Capitol riot reverberates in politics classrooms

In the aftermath of the Capitol riot, politics professors retool the teaching of American democracy


Courtesy of Wikimedia Commons

Supporters of President Donald Trump gather outside the Capitol to protest the certification of President Joe Biden’s electoral victory.

Aine Pierre, News Editor

On a chilly October morning in Dr. Sara Dahill-Brown’s Economic Inequality and American Politics class, my classmates and I were greeted by a slide featuring an image of the Jan. 6 insurrection at the U.S. Capitol. Brown be- gan their lecture by telling the class that they normally let the class debate whether American politics were broken, but after the Capitol riot, they were skipping the debate and stating the fracture outright.

That is the impetus for this story. There is no doubt that the events of Jan. 6 opened many Americans’ eyes to the flaws in our political system — but, did the Capitol riot change how politics professors teach American politics? Moreover, did it change how politics students conceptualized politics?

Dr. Zachary Scott teaches what he calls a “trifecta” of courses relevant to Jan. 6. He teaches a class on conspiracy theories, a class on the American presidency and a class on media politics. The insurrection has played heavily into at least one of his classes.

“In my political misinformation and conspiracy theory class, I have my students working on research projects throughout the semester; specifically, I had them doing projects about Jan. 6, and so they all came up with their own research questions for that,” Scott said.

Scott also began focusing on Jan. 6 in his own research — analyzing Republican attitudes toward Trump and the insurrection on Twitter.

Dr. Tess Wise teaches POL 113, the intro course for American politics.
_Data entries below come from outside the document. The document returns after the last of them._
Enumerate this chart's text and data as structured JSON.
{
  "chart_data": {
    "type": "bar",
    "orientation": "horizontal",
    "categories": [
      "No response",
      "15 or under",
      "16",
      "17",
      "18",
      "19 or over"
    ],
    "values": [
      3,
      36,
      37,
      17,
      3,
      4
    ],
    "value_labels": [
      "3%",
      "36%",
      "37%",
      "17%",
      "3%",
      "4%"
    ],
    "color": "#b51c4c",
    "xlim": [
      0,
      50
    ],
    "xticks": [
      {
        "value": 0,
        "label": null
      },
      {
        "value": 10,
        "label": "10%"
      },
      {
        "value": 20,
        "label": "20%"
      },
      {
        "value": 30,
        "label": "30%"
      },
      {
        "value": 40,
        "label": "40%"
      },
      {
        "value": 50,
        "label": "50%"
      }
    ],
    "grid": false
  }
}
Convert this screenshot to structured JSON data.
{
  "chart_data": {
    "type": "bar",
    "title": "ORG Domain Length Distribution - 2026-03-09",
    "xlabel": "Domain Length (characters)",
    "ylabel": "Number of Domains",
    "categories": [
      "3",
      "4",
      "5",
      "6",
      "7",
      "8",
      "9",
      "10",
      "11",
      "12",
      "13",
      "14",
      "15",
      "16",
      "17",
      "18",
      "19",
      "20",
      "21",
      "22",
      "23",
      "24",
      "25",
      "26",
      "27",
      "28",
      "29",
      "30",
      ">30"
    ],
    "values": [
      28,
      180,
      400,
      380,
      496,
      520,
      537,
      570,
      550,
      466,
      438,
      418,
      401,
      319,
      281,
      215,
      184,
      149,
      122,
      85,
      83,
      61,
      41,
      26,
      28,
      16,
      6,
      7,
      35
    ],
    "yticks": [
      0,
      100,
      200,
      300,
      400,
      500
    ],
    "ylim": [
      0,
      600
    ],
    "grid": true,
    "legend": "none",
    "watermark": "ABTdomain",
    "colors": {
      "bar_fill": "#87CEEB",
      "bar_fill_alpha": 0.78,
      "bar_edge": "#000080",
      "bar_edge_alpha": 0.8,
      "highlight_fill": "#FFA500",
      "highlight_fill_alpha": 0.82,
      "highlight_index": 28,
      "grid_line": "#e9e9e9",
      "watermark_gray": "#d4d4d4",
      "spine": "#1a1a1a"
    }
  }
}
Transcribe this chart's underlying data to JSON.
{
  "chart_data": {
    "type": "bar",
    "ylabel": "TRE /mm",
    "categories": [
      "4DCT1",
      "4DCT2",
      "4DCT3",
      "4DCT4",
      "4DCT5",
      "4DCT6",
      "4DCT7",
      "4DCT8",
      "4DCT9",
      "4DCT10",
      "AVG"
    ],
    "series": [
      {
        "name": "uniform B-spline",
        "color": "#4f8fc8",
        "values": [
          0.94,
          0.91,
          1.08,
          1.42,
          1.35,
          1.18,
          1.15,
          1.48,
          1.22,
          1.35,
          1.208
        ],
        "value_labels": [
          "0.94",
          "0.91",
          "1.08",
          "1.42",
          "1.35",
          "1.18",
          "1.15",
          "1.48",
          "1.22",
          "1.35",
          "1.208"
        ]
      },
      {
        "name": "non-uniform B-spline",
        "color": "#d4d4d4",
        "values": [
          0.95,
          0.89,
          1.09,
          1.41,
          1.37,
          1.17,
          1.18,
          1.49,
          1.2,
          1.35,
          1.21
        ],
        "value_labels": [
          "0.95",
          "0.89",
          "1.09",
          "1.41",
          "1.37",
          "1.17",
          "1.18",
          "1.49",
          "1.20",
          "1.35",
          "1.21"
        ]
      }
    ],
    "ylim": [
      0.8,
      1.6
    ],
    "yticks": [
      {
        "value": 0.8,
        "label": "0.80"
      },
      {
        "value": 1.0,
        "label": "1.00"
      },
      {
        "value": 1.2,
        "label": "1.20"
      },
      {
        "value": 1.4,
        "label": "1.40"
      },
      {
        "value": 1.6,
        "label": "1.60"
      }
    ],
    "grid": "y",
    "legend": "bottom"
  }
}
She believes the Jan. 6 attack fundamentally changed how she taught American politics.

“One of the things that the insurrection really drove home for me was the importance of teaching white supremacy as a political system,” Wise said. “The insurrection made students a lot more aware of white supremacists, and I wanted to use that as an opportunity to show them that white supremacy is not just these individual actors. It is a giant structural system.”

Wise also altered the classic order of her intro courses, which usually start with an explanation of institutions like the presidency. Not after Jan. 6, though.

“I wanted to present these institutions as fundamentally contested, as fundamentally constructed and also as be- ing implicated in the politics of white supremacy,” Wise said. “So I did very conscious work early in the semester to discuss things like positionality and intersectionality; and to give students theoretical tools like Racial Contract Theory so they would be able to identify the mechanics of how white supremacy functions as a political system.”

Wise said that students also seem more interested in understanding whiteness and white supremacy in the aftermath of Jan. 6.

For Dr. James Morone, who teaches POL 113 as well as American Political Thought, Jan. 6 underscored a pattern in American politics of more violent polarization.

“I think when we were talking about polarization, there’s a usual set of topics and a study of how polarization has been increasing for decades,” Morone said. “But, now there’s this additional chapter to that conversation about this further escalation in which people really start engaging in conflict beyond our normal political system.”

Politics major and senior Rory Britt also noted polarization as one of his main takeaways from the events of Jan. 6.

“Before Jan. 6, I truly felt that nearly any political disagreement between the left and right was surmountable with words. Now, I find that there truly is a significant segment that will assert its beliefs through any means, particularly violence,” Britt said.

Other professors are also teaching about this form of non-normative mobilization, but are more interested in why people are mobilizing in this way. One such professor is Dr. Andrew Proctor, who teaches a class on political parties.

“I find students are really engaged with trying to understand what is bring- ing different people or different parts of society out to the streets and then also thinking about both the democratic and non-democratic aspects of those movements,” Proctor said. “So, what does the mobilization of these citizens on Jan. 6 tell us about how we understand democracy in this country?”

Ultimately, professors have taken this moment to reaffirm the importance of democratic citizenship.

“I think Jan. 6 created new openings for engaging students on what it means to live in a democratic society — or a society that purports itself to value democracy,” Proctor said. “It was a way to invite students into thinking about those big questions we have about what kind of society and world we want to live in.”